DT <- as.data.table(dstat, keep.rownames = TRUE)
Stacked(DT, id.vars = "rn", var.stubs = "usr", 
        sep = "var.stubs", keep.all = FALSE)
#       rn .time_1   usr
#    1:  1         0.027
#    2:  1      .1 8.068
#    3:  1     .10 0.022
#    4:  1     .11 3.276
#    5:  1     .12 0.003
#   ---                 
# 2060:  9      .5 0.000
# 2061:  9      .6 0.000
# 2062:  9      .7 0.000
# 2063:  9      .8 0.000
# 2064:  9      .9 0.000

However, you can also do more interesting things, like "stack" multiple groups of columns.

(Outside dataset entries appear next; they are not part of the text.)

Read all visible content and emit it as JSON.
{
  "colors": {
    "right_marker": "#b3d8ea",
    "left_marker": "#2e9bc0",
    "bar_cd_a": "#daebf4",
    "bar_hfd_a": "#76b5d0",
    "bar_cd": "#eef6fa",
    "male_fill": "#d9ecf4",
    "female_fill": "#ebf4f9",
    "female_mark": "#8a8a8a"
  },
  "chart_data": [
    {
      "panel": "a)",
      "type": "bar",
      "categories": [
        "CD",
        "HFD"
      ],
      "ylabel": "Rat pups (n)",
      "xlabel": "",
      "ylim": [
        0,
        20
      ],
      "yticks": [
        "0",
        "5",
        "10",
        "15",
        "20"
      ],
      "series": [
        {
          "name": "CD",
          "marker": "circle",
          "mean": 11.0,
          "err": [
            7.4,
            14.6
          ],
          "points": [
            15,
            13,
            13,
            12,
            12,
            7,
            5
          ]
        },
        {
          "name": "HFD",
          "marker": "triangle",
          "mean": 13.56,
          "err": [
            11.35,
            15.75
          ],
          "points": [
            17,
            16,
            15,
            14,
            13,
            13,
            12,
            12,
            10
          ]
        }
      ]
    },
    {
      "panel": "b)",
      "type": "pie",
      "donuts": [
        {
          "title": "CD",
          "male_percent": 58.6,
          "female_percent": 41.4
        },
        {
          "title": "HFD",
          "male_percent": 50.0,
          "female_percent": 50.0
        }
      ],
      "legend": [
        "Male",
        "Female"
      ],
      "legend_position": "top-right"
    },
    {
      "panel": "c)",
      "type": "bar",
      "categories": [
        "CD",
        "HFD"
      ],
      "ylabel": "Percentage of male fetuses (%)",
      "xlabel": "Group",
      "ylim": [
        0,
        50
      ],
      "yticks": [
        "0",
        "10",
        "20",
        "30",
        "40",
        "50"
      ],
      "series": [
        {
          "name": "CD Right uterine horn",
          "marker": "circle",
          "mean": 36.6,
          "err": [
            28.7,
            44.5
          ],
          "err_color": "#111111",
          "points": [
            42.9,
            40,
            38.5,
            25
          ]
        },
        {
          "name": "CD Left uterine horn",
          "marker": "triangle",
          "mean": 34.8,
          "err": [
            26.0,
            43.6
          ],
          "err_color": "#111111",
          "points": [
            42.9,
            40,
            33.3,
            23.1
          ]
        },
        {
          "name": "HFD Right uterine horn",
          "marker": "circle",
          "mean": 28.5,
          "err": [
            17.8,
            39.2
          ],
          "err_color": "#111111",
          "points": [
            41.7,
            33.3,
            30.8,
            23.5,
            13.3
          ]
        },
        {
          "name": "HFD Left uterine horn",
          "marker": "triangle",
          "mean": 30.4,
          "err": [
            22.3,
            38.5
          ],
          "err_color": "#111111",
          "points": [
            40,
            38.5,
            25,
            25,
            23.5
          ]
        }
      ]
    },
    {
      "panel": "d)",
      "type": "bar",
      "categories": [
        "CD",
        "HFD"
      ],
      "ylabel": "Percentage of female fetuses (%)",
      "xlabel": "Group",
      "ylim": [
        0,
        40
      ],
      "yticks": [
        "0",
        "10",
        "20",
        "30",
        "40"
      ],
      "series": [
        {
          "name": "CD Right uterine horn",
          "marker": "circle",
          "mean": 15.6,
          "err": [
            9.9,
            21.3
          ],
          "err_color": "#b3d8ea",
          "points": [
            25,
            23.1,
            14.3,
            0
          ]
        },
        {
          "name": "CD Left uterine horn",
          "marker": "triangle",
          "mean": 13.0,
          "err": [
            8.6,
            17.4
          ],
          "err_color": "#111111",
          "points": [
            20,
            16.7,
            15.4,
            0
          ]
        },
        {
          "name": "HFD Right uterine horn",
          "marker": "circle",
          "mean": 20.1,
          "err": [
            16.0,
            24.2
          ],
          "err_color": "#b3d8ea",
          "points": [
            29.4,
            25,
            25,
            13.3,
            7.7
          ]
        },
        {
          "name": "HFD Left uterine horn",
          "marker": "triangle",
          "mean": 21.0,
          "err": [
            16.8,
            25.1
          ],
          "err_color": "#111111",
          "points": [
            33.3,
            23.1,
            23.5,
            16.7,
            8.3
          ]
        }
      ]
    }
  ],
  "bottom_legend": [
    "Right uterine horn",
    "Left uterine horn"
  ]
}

For instance, to create a list with the "stacked" versions of "usr", "sys", and "wai" variables, you could do:

varsOfInterest <- c("usr", "sys", "wai")
Stacked(DT, id.vars = "rn", var.stubs = varsOfInterest, 
        sep = "var.stubs", keep.all = FALSE)
# $usr
#       rn .time_1   usr
#    1:  1         0.027
#    2:  1      .1 8.068
#    3:  1     .10 0.022
#    4:  1     .11 3.276
#    5:  1     .12 0.003
#   ---                 
# 2060:  9      .5 0.000
# 2061:  9      .6 0.000
# 2062:  9      .7 0.000
# 2063:  9      .8 0.000
# 2064:  9      .9 0.000
# 
# $sys
#       rn .time_1   sys
#    1:  1         0.010
#    2:  1      .1 5.000
#    3:  1     .10 0.009
#    4:  1     .11 2.559
#    5:  1     .12 0.001
#   ---                 
# 2060:  9      .5 2.000
# 2061:  9      .6 0.000
# 2062:  9      .7 0.000
# 2063:  9      .8 0.000
# 2064:  9      .9 0.000
# 
# $wai
#       rn .time_1   wai
#    1:  1         0.027
#    2:  1      .1 0.036
#    3:  1     .10 0.003
#    4:  1     .11 0.038
#    5:  1     .12 0.003
#   ---                 
# 2060:  9      .5 0.000
# 2061:  9      .6 0.000
# 2062:  9      .7 0.000
# 2063:  9      .8 0.000
# 2064:  9      .9 0.000

The sep = "var.stubs" argument basically says that there is no real separator in the column names. This isn't exactly true for your dataset, but it saves you from having to rename the first column of each set to something like "usr.0". If the data were already in that form, then you would be able to use . as the value for sep.